After the cross-yard engagement, in which the JAM emissaries shouted emotional greetings to the captives that seemed to U.S. officials like veiled attempts to assure the leaders that their capture was not an inside job, the delegation left the U.S. base, obligated by their promise to end the attacks. Even more incredibly, the men left with a promise that there would be a pro-American rally in the town at precisely 10 a.m. the next day, sponsored by none other than the American's main enemy in the region, the Jaish al Mahdi.

Befuddled by the crush of developments and not trusting the JAM, yet curious to see what would happen next, the local American commander sent his men out on night and early morning patrols to the Haswah area as usual, even amid radio reports that the main routes were laden with freshly planted EFPs and that at least 1,000 JAM reinforcements were on their way down from Baghdad's Sadr City, the massive JAM stronghold in the capital.
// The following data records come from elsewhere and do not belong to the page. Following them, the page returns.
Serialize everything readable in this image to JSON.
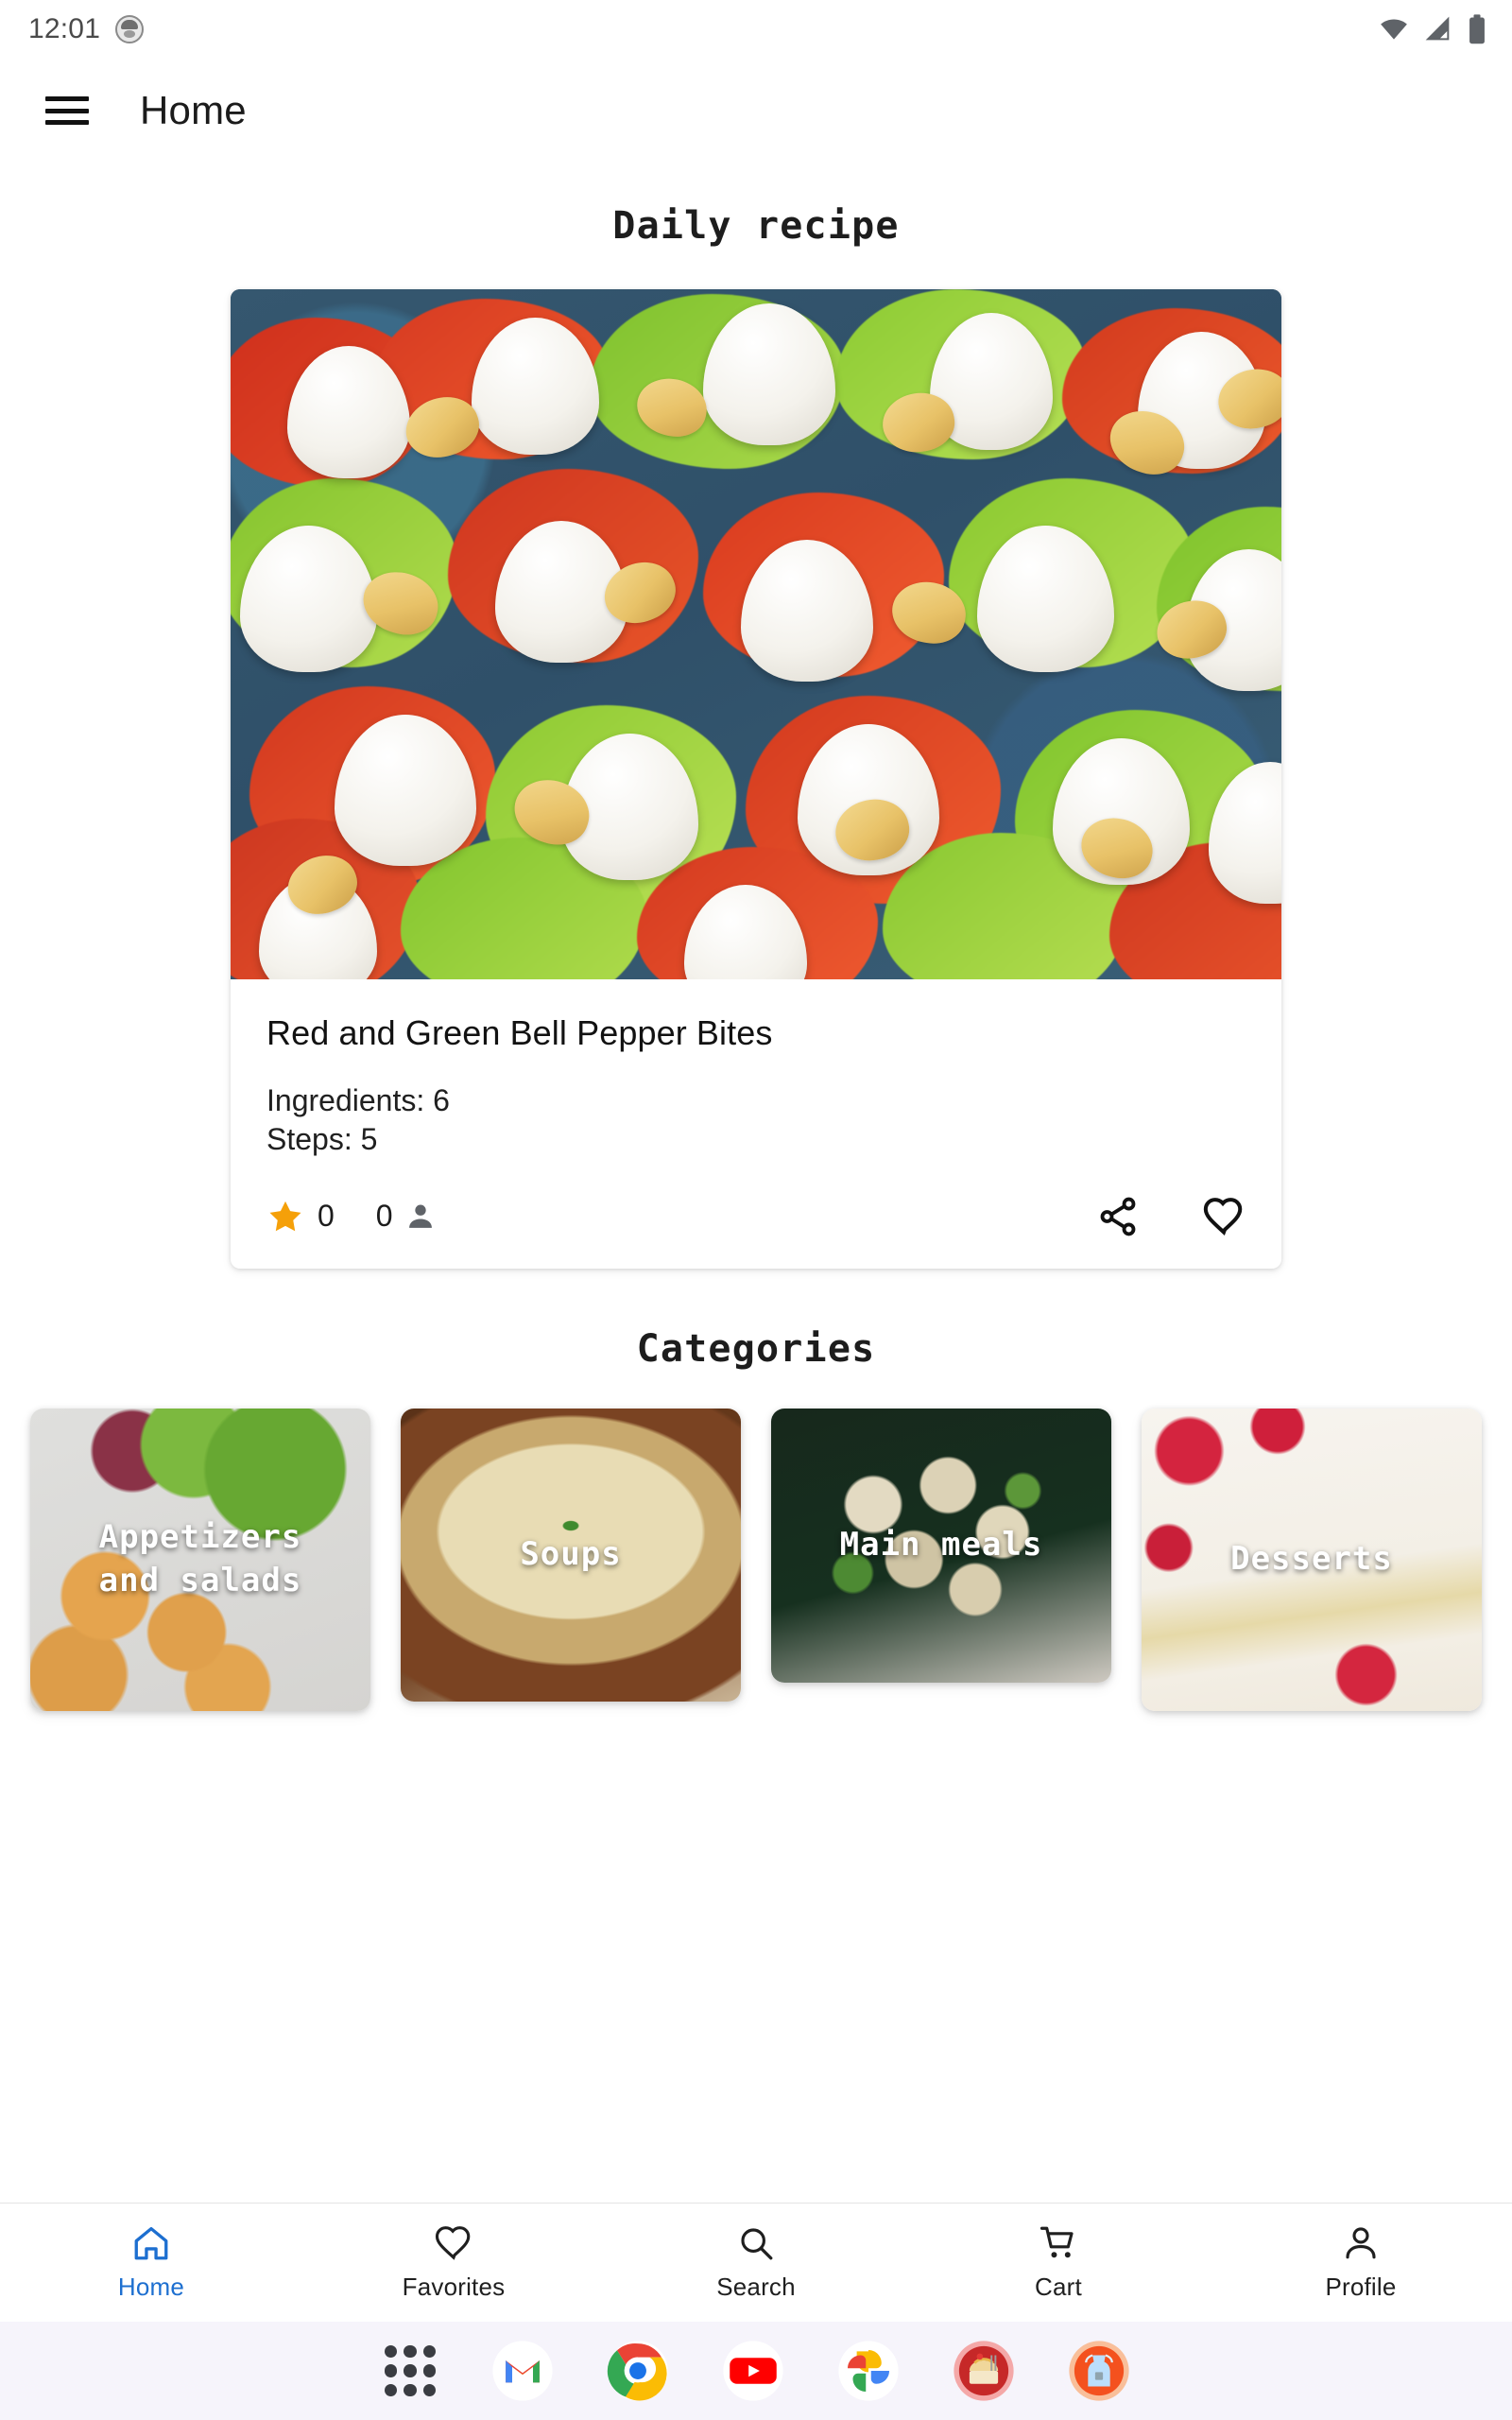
{
  "status_bar": {
    "time": "12:01",
    "avatar_icon": "profile-avatar-icon",
    "wifi_icon": "wifi-icon",
    "signal_icon": "cell-signal-icon",
    "battery_icon": "battery-full-icon"
  },
  "app_bar": {
    "menu_icon": "hamburger-menu-icon",
    "title": "Home"
  },
  "sections": {
    "daily_recipe_heading": "Daily recipe",
    "categories_heading": "Categories"
  },
  "recipe_card": {
    "image_alt": "Red and green bell pepper bites with cream cheese on blue plate",
    "title": "Red and Green Bell Pepper Bites",
    "ingredients_line": "Ingredients: 6",
    "steps_line": "Steps: 5",
    "rating_value": "0",
    "rating_count": "0",
    "star_icon": "star-filled-icon",
    "person_icon": "person-icon",
    "share_icon": "share-icon",
    "favorite_icon": "heart-outline-icon",
    "star_color": "#f5a009"
  },
  "categories": [
    {
      "label": "Appetizers\nand salads",
      "image_alt": "Fried croquettes with green salad"
    },
    {
      "label": "Soups",
      "image_alt": "Creamy soup in brown ceramic bowl with parsley"
    },
    {
      "label": "Main meals",
      "image_alt": "Wild rice pilaf with herbs on dark plate"
    },
    {
      "label": "Desserts",
      "image_alt": "Cheesecake slice with whipped cream and raspberries"
    }
  ],
  "bottom_nav": {
    "active_color": "#1d6fd0",
    "items": [
      {
        "label": "Home",
        "icon": "home-icon",
        "active": true
      },
      {
        "label": "Favorites",
        "icon": "heart-outline-icon",
        "active": false
      },
      {
        "label": "Search",
        "icon": "search-icon",
        "active": false
      },
      {
        "label": "Cart",
        "icon": "shopping-cart-icon",
        "active": false
      },
      {
        "label": "Profile",
        "icon": "person-outline-icon",
        "active": false
      }
    ]
  },
  "dock": {
    "items": [
      {
        "name": "app-drawer-icon"
      },
      {
        "name": "gmail-icon"
      },
      {
        "name": "chrome-icon"
      },
      {
        "name": "youtube-icon"
      },
      {
        "name": "google-photos-icon"
      },
      {
        "name": "recipe-app-icon"
      },
      {
        "name": "apron-app-icon"
      }
    ]
  }
}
The Americans knew whom they would apprehend in the event of a JAM attack: the lead JAM sheik in the negotiation said he would take full responsibility for any subsequent violence.

But the next morning came and went without incident. U.S. troops patrolled the town without being attacked. The parade, which the Americans never took seriously, never took shape. You win some, you lose some, U.S. soldiers joked. Still, nearly a week has passed without violence in Haswah. Meanwhile, the detainees remain in custody and tips from the community keep pouring in in the wake of the recent bust. On Wednesday, U.S. troops in the area were led to a cache of more than 100 copper disks, the deadly projectile component of EFPs. Military officials say it was one of the largest EFP caches found in more than a year and another big dent in the local network of Shi'ite militants bent on planting them. In a region where troops say they often take one step forward for every two steps back, another step forward is worthy of note. Either way, it's a deadly dance in a place where the music never seems to stop.